Moncton tenants are dealing with a transfer in the course of winter after hire will increase of just about 50%

Tenants in two Moncton apartment complexes are faced with rent and occupancy increases of almost 50 percent, the youngest tenants in New Brunswick who are financially shaken by the sale of their building to new owners.

“It’s stressful,” said Stephanie Killam, who shares a two-bedroom apartment with her mother in one of the two recently sold complexes, a 12-unit building at 427 High St.

“We are forced to move because we cannot afford the increase.”

Killam said her mother has a steady income and the two have called the apartment home for five years.

The day after the building was sold on November 30th, they were given three months notice that their rent would increase by $ 250 per month from $ 700 to $ 950 on March 1st, and that utilities would no longer be included in that payment are included.

A tenant in the second High Street building, which was sold to the same new owner that same day, received an identical notice.

The Killams announcement said the rent would increase from the current $ 700 per month to a flat rate of $ 950 plus utilities. (Pierre Fournier / Radio Canada)

That renter said NB Power provided an estimate of $ 90 a month for a balanced bill for a renter who pays their own utility bills.

That would add Killam’s total growth to $ 340 per month, or 48.6 percent.

“They just do whatever they want,” said Killam, who lost her job in June and is now taking out unemployment insurance.

Killam believes there should be a cap on the rent increase.

She said $ 250 a month plus utilities is “not feasible” for most people.

“We don’t make that kind of income,” she said.

Peter Jongeneelen, who has friends who live in the apartment building at 265 High St., says they’re trying to see if they can afford to stay there – and where to go when they can’t. (Pierre Fournier / Radio Canada)

Tenants are struggling to survive

There are similar concerns three blocks south.

Peter Jongeneelen has friends who live in the 12 unit building at 265 High St. and said they were having trouble figuring out if they could afford to stay there – and where they would go if they couldn’t can.

“Nobody can handle such an increase. It’s hard for the people in this area to make ends meet,” Jongeneelen said.

Everyone understands that “landlords have to make money,” he said, but there should be reasonable limits on rent increases.

“Increasing it by 50 percent is not a good thing.”

A current tenant of 265 High St., whom CBC News has not identified, said many in the building will be displaced by the elevation.

“It’s just not fair to increase so much in such a short amount of time,” said the renter.

“There are people who have been there for over five years and they are all thinking about moving because they simply can no longer afford it. They barely got over today’s rent.”

Service New Brunswick Minister Mary Wilson says a new poll shows New Brunswick rents are still affordable. (Photo of the CBC message file)

According to ownership records, the residential buildings were bought on November 30th for $ 720,000 each by a Dieppe firm called Johnsky Holdings Ltd. Bought.

Kyle Johnson is listed as the company’s president. A Kyle Johnson is also listed as a co-founder of K Squared Property Management in Moncton, the company that submitted the rent increase notices in both buildings.

Johnson was unavailable for an interview with the CBC. A reply to a text with a request for a comment was answered with a short message: “No interest in a comment. Please do not contact me again.
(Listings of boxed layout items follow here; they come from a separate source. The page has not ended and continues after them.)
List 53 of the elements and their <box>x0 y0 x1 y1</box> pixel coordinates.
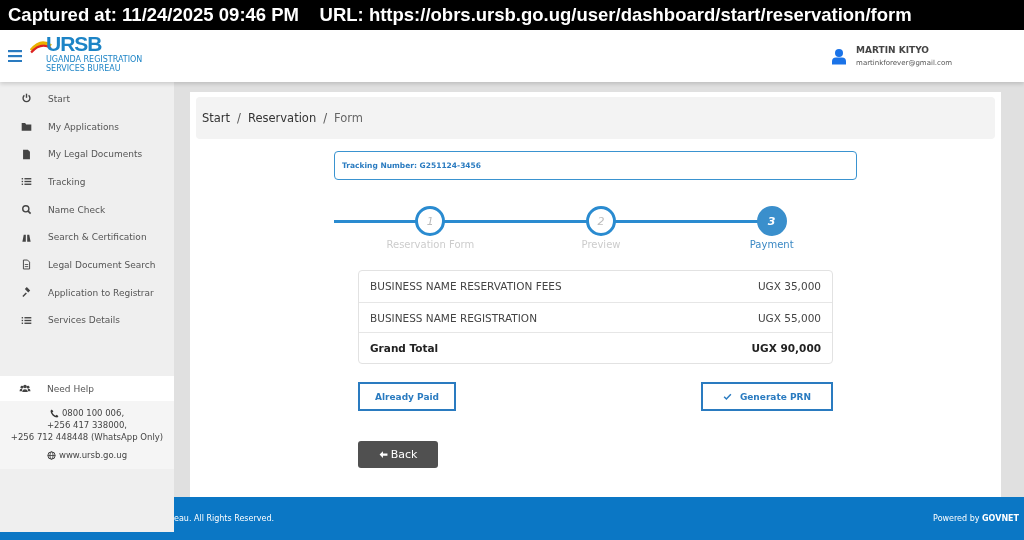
breadcrumb-link[interactable]: Form <box>334 111 364 125</box>
breadcrumb-link[interactable]: Start <box>202 111 231 125</box>
arrow-left-icon <box>378 450 388 460</box>
capture-banner: Captured at: 11/24/2025 09:46 PM URL: https://obrs.ursb.go.ug/user/dashboard/start/reservation/form <box>0 0 1024 30</box>
sidebar-item[interactable]: Search & Certification <box>0 223 174 252</box>
step-circle[interactable]: 3 <box>756 206 787 236</box>
list-icon <box>21 314 32 326</box>
step-label: Payment <box>749 239 794 250</box>
phone-icon <box>49 408 59 418</box>
menu-button[interactable] <box>8 50 22 62</box>
power-icon <box>21 93 32 105</box>
already-paid-button[interactable]: Already Paid <box>358 382 457 412</box>
logo-subtitle: UGANDA REGISTRATION SERVICES BUREAU <box>46 54 144 73</box>
phone-number: +256 417 338000, <box>46 419 128 432</box>
phone-number: 0800 100 006, <box>61 407 125 420</box>
list-icon <box>21 176 32 188</box>
folder-icon <box>21 121 32 133</box>
logo-title: URSB <box>46 33 103 54</box>
document-icon <box>21 259 32 271</box>
globe-icon <box>46 450 56 460</box>
copyright-text: eau. All Rights Reserved. <box>174 514 274 523</box>
back-button[interactable]: Back <box>358 441 438 469</box>
sidebar-item[interactable]: Services Details <box>0 306 174 335</box>
search-icon <box>21 204 32 216</box>
sidebar-item[interactable]: Tracking <box>0 168 174 196</box>
generate-prn-button[interactable]: Generate PRN <box>700 382 833 412</box>
sidebar-item[interactable]: My Legal Documents <box>0 140 174 169</box>
gavel-icon <box>21 287 32 299</box>
sidebar-item[interactable]: Legal Document Search <box>0 251 174 279</box>
user-icon <box>832 47 847 65</box>
breadcrumb-separator: / <box>237 111 241 125</box>
help-title: Need Help <box>47 383 94 394</box>
fee-name: BUSINESS NAME REGISTRATION <box>370 311 537 324</box>
phone-number: +256 712 448448 (WhatsApp Only) <box>10 431 164 444</box>
sidebar-item[interactable]: Start <box>0 85 174 113</box>
fee-amount: UGX 90,000 <box>751 342 821 355</box>
breadcrumb-link[interactable]: Reservation <box>247 111 317 125</box>
check-icon <box>722 392 732 402</box>
menu-icon <box>8 50 22 62</box>
users-icon <box>19 383 31 395</box>
sidebar-item[interactable]: My Applications <box>0 112 174 141</box>
user-name: MARTIN KITYO <box>856 45 931 55</box>
powered-by-text: Powered by GOVNET <box>933 514 1019 523</box>
fee-name: BUSINESS NAME RESERVATION FEES <box>370 280 562 293</box>
sidebar-item[interactable]: Application to Registrar <box>0 278 174 307</box>
website-link[interactable]: www.ursb.go.ug <box>58 449 128 462</box>
fee-amount: UGX 35,000 <box>757 280 821 293</box>
sidebar-item[interactable]: Name Check <box>0 195 174 224</box>
breadcrumb-separator: / <box>323 111 328 125</box>
fee-amount: UGX 55,000 <box>757 311 821 324</box>
ursb-logo[interactable]: URSB UGANDA REGISTRATION SERVICES BUREAU <box>30 33 158 73</box>
fee-name: Grand Total <box>370 342 439 355</box>
file-icon <box>21 148 32 160</box>
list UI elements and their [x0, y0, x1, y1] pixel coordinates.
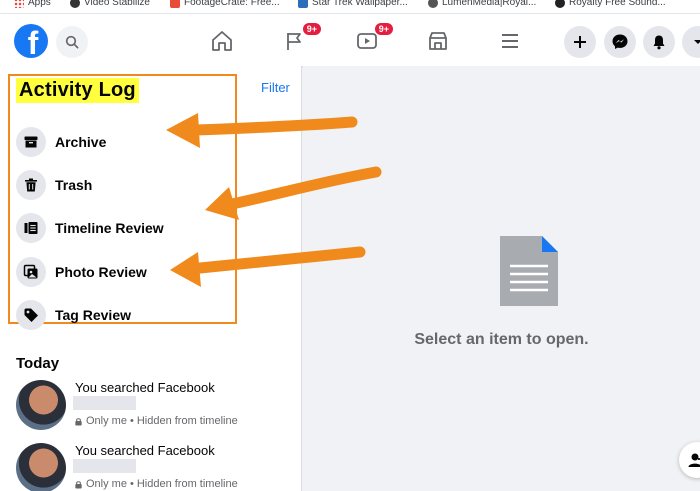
menu-item-tag-review[interactable]: Tag Review	[16, 298, 131, 332]
search-icon	[65, 35, 79, 49]
account-button[interactable]	[682, 26, 700, 58]
trash-icon	[25, 178, 37, 192]
activity-log-sidebar: Activity Log Archive Trash Timeline Revi…	[0, 66, 302, 491]
bookmark-icon	[298, 0, 308, 8]
facebook-logo[interactable]: f	[14, 24, 48, 58]
new-message-button[interactable]	[679, 442, 700, 478]
bookmark-icon	[170, 0, 180, 8]
home-tab[interactable]	[207, 26, 237, 56]
notification-badge: 9+	[373, 22, 394, 36]
bell-icon	[653, 35, 665, 50]
timeline-review-icon	[24, 222, 38, 234]
chevron-down-icon	[694, 40, 700, 44]
top-navigation: f 9+ 9+	[0, 14, 700, 66]
apps-grid-icon	[14, 0, 24, 8]
notifications-button[interactable]	[643, 26, 675, 58]
marketplace-icon	[429, 32, 447, 50]
photo-review-icon	[23, 264, 38, 279]
avatar	[16, 443, 66, 491]
page-title: Activity Log	[16, 78, 139, 103]
bookmark-icon	[555, 0, 565, 8]
redacted-placeholder	[73, 396, 136, 410]
lock-icon	[75, 417, 82, 426]
create-button[interactable]	[564, 26, 596, 58]
menu-item-timeline-review[interactable]: Timeline Review	[16, 211, 164, 245]
redacted-placeholder	[73, 459, 136, 473]
menu-item-trash[interactable]: Trash	[16, 168, 92, 202]
watch-tab[interactable]: 9+	[352, 22, 394, 56]
document-icon	[500, 236, 558, 306]
messenger-button[interactable]	[604, 26, 636, 58]
people-icon	[688, 453, 700, 467]
bookmark-lumenmedia[interactable]: LumenMedia|Royal...	[428, 0, 536, 8]
marketplace-tab[interactable]	[423, 26, 453, 56]
notification-badge: 9+	[301, 22, 322, 36]
avatar	[16, 380, 66, 430]
activity-log-highlight-box: Activity Log Archive Trash Timeline Revi…	[8, 74, 237, 330]
messenger-icon	[612, 34, 628, 49]
empty-state-message: Select an item to open.	[414, 331, 589, 348]
bookmark-apps[interactable]: Apps	[14, 0, 51, 8]
filter-link[interactable]: Filter	[261, 80, 290, 95]
search-button[interactable]	[56, 26, 88, 58]
menu-item-archive[interactable]: Archive	[16, 125, 106, 159]
menu-tab[interactable]	[495, 26, 525, 56]
bookmark-footagecrate[interactable]: FootageCrate: Free...	[170, 0, 280, 8]
menu-item-photo-review[interactable]: Photo Review	[16, 255, 147, 289]
archive-icon	[24, 136, 38, 148]
plus-icon	[574, 36, 586, 48]
activity-entry[interactable]: You searched Facebook Only me • Hidden f…	[16, 380, 296, 436]
bookmark-star-trek[interactable]: Star Trek Wallpaper...	[298, 0, 408, 8]
lock-icon	[75, 480, 82, 489]
bookmark-icon	[70, 0, 80, 8]
menu-icon	[502, 34, 518, 48]
bookmark-icon	[428, 0, 438, 8]
pages-tab[interactable]: 9+	[280, 22, 322, 56]
activity-entry[interactable]: You searched Facebook Only me • Hidden f…	[16, 443, 296, 491]
section-heading-today: Today	[16, 355, 60, 372]
content-panel: Select an item to open.	[303, 66, 700, 491]
home-icon	[212, 31, 232, 51]
bookmarks-bar: Apps Video Stabilize FootageCrate: Free.…	[0, 0, 700, 14]
bookmark-royalty-free-sound[interactable]: Royalty Free Sound...	[555, 0, 666, 8]
tag-icon	[24, 308, 38, 322]
bookmark-video-stabilize[interactable]: Video Stabilize	[70, 0, 150, 8]
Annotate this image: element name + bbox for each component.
Have a nice day.”

An email to the provincial communications department asking for comment on the rent increases in the High Street was not answered.

Three weeks ago, Service New Brunswick Minister Mary Wilson raised the issue of steep rent increases, saying they are rare and do not require government regulation.

Wilson came in after two double-digit rent increases – one in Moncton in October, where rent rose 62 percent after the sale of a building on Steadman Street, and another in November in Lincoln, where the tenant of a recently sold building quit were 50 percent rent increases.

“This is a very unfortunate isolated situation,” Wilson said of the 50 percent increase in Lincoln. “Landlords don’t raise rents across the province.”

Aditya Rao is a member of the New Brunswick Coalition for Tenants Rights and says New Brunswick tenants need protection from sudden and excessive rent increases. (Skype)

Another call for rent increase rules

But Aditya Rao, of the New Brunswick Coalition for Tenants Rights, said the recent increases in Moncton show that previous cases are not isolated.

“Even if there were only two cases, I don’t think that’s a reason to wash our hands,” he said.

Rao again called on the province to put in place rules to protect tenants from large rent increases in the future

“The vast majority of landlords would cost them absolutely nothing because the vast majority of landlords are not trying to undermine the system,” he said.

Stephanie Killam said she and her mother see no other option but to leave the building sometime this winter.

“It’s not something I like to do. I don’t like change, but we don’t have a choice,” said Killam.